Penampilan AS di babak pertama sungguh dominan. Mereka menguasai 71 persen penguasaan bola dan melancarkan serangan demi serangan yang membuat pertahanan Paraguay kewalahan. Folarin Balogun menjadi bintang dengan dua gol, sementara Christian Pulisic menyumbang assist sebelum ditarik keluar saat jeda karena cedera betis ringan. Pelatih Mauricio Pochettino mengonfirmasi langkah itu sebagai tindakan pencegahan, dan berharap Pulisic bisa tampil pada laga berikutnya.
Kemenangan ini bukan sekadar angka. Ini adalah pernyataan bahwa AS telah berevolusi di bawah Pochettino, yang ditunjuk 20 bulan lalu untuk membawa tim ini melampaui batas tradisional mereka โ lolos dari fase grup namun jarang melangkah lebih jauh. Mantan kiper AS Tony Meola menilai timnya kini jauh lebih mapan. "Kami memiliki pemain yang bermain di seluruh dunia, liga yang luar biasa, dan fasilitas yang digunakan dunia. Semua itu hanya mimpi beberapa tahun lalu, sekarang kami adalah negara sepak bola," ujarnya.
Namun, euforia ini tidak membuat Pochettino lengah. Pelatih asal Argentina itu mengingatkan bahwa belum ada yang dimenangkan. "Kami tahu di dunia olahraga, saat Anda tampil baik dan meraih hasil, semua orang berpikir tentang kesuksesan dan berusaha menyanjung Anda. Tapi saat kalah, itu bencana," katanya. Ia menegaskan bahwa status sebagai kejutan turnamen baru pantas jika AS mampu menembus semifinal atau perempat final.
Bagi penggemar sepak bola Indonesia, perkembangan AS ini menarik untuk dicermati. Dengan persiapan yang matang dan dukungan penuh sebagai tuan rumah, AS bisa menjadi tolok ukur bagi negara-negara yang ingin membangun sepak bola dari akar rumput. Investasi pada infrastruktur, pengembangan pemain muda, dan pelatih top seperti Pochettino adalah resep yang mulai membuahkan hasil. Pertanyaannya, apakah AS mampu mempertahankan performa ini dan menjadi kekuatan baru yang disegani di panggung global? Jawabannya akan terjawab dalam laga-laga berikutnya.

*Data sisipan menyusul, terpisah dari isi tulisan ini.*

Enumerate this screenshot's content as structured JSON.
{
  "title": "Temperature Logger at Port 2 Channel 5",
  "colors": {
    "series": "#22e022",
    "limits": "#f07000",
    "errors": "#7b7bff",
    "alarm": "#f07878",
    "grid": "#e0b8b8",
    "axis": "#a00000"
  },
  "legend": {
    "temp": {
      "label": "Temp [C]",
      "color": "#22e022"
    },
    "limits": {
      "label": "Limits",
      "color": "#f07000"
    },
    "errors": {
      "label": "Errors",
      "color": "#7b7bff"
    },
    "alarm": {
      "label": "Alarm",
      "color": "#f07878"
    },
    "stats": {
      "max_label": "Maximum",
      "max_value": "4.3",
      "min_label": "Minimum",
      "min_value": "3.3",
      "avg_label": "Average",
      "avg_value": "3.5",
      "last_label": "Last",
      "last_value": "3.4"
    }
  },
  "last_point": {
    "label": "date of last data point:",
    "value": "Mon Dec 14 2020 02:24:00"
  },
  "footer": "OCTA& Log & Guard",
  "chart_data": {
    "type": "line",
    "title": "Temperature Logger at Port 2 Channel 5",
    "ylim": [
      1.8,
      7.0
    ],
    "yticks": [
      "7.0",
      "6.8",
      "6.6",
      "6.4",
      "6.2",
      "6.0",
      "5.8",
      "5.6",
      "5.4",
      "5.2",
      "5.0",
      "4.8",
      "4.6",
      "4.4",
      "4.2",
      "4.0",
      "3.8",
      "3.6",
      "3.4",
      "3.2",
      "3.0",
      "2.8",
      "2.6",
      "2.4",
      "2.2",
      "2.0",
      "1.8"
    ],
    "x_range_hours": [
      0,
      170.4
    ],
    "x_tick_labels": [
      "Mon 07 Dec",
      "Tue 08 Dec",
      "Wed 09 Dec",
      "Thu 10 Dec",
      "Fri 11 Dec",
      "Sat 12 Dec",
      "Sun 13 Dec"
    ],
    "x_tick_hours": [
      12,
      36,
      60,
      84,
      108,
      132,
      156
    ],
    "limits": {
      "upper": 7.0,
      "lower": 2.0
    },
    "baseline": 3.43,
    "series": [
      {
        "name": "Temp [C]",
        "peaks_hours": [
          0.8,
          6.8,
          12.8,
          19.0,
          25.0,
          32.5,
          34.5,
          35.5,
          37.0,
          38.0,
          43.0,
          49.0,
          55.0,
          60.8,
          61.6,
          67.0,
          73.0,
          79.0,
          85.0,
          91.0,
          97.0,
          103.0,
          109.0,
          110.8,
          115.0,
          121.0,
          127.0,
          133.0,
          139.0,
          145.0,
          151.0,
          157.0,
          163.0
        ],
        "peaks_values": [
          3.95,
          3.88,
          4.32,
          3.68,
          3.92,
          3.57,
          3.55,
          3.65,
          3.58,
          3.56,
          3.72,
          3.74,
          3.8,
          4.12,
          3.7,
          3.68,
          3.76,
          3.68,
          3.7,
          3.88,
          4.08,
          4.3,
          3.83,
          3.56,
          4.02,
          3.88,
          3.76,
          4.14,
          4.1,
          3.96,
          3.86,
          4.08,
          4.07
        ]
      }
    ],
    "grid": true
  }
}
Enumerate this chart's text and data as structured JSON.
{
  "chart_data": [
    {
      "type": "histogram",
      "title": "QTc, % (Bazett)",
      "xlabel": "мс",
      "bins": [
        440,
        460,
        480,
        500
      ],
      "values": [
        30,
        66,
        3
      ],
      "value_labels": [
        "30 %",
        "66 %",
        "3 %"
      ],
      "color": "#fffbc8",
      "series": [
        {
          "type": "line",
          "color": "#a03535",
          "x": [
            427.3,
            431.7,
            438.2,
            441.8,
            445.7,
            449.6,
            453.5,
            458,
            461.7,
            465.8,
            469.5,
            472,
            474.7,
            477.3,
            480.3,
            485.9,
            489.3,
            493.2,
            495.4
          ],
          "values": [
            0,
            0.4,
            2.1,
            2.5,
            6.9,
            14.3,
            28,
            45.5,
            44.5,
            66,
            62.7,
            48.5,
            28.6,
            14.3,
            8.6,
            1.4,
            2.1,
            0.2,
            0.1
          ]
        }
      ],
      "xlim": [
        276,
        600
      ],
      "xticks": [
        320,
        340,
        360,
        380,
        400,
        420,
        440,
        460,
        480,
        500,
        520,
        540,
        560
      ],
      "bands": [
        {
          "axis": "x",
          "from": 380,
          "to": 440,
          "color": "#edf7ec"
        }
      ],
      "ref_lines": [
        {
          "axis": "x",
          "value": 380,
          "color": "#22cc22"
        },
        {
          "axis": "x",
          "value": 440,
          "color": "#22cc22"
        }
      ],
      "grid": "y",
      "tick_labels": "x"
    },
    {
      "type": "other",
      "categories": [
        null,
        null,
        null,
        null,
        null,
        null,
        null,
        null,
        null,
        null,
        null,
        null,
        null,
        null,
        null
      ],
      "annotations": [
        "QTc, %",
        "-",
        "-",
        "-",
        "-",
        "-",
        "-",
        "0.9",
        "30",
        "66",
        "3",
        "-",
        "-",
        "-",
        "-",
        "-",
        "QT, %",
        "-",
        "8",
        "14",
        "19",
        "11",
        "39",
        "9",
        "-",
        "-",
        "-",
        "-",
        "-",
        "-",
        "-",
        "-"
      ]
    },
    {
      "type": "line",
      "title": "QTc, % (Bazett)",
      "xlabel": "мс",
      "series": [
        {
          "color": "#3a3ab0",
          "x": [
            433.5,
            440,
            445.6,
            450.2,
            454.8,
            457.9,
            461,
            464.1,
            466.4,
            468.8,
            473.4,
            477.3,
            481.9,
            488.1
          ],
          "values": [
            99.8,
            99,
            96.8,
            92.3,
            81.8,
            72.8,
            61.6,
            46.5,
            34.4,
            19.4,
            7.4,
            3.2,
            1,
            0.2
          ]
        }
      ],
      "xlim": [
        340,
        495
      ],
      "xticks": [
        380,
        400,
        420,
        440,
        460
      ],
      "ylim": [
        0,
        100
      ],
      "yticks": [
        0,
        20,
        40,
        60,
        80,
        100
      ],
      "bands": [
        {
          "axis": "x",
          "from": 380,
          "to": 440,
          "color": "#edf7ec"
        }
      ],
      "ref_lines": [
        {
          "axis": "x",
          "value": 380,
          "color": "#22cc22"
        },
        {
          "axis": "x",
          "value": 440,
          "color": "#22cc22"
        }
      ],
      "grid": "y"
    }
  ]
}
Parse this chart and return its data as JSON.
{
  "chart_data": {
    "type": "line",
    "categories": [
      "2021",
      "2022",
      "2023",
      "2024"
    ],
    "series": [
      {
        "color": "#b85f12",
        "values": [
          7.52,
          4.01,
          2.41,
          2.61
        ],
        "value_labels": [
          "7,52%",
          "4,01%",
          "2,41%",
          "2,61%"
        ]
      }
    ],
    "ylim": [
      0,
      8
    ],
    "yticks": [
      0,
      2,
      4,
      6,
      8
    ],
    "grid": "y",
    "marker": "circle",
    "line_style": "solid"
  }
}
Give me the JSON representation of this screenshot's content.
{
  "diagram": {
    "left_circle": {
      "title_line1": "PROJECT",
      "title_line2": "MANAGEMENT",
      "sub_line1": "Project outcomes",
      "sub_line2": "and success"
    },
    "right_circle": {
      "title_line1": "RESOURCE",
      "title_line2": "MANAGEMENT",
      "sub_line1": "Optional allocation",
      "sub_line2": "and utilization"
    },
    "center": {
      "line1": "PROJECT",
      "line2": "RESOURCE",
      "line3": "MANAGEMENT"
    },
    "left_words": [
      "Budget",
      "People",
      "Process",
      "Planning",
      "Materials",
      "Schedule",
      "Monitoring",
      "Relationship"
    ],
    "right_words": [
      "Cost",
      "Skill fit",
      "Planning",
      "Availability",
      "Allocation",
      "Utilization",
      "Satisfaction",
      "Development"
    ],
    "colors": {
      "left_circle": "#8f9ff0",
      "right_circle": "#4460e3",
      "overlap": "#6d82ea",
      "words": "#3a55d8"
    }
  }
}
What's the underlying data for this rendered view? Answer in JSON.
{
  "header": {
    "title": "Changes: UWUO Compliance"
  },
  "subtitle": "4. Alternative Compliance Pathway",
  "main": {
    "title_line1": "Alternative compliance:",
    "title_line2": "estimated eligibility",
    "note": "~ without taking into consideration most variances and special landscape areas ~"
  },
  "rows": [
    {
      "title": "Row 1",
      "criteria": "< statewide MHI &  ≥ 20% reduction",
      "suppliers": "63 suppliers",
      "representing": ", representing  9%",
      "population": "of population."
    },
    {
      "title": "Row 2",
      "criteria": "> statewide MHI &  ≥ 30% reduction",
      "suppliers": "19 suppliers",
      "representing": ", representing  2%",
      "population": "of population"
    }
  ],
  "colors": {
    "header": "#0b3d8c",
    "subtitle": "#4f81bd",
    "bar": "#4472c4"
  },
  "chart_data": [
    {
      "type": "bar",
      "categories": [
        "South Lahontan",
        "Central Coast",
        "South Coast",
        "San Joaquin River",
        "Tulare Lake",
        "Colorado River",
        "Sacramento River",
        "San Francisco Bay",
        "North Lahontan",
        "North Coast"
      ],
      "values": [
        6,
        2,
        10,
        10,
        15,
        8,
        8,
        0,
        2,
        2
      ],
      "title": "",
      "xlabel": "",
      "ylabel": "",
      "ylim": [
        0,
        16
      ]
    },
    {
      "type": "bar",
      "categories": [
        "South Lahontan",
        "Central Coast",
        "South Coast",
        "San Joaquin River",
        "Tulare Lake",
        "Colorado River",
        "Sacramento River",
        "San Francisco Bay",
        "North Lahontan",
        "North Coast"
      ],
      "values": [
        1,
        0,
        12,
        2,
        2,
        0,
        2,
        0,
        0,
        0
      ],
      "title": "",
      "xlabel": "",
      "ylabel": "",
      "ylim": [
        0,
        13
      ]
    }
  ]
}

:strip_icc():format(jpeg):watermark(kly-media-production/assets/images/watermarks/bola/watermark-color-landscape-new.png,1125,20,0)/kly-media-production/medias/7336618/original/055797600_1780120424-20260530_105918.jpg)
:strip_icc():format(jpeg)/kly-media-production/medias/8259396/original/012528100_1781498754-Nadeo_Argawinata_2.jpg)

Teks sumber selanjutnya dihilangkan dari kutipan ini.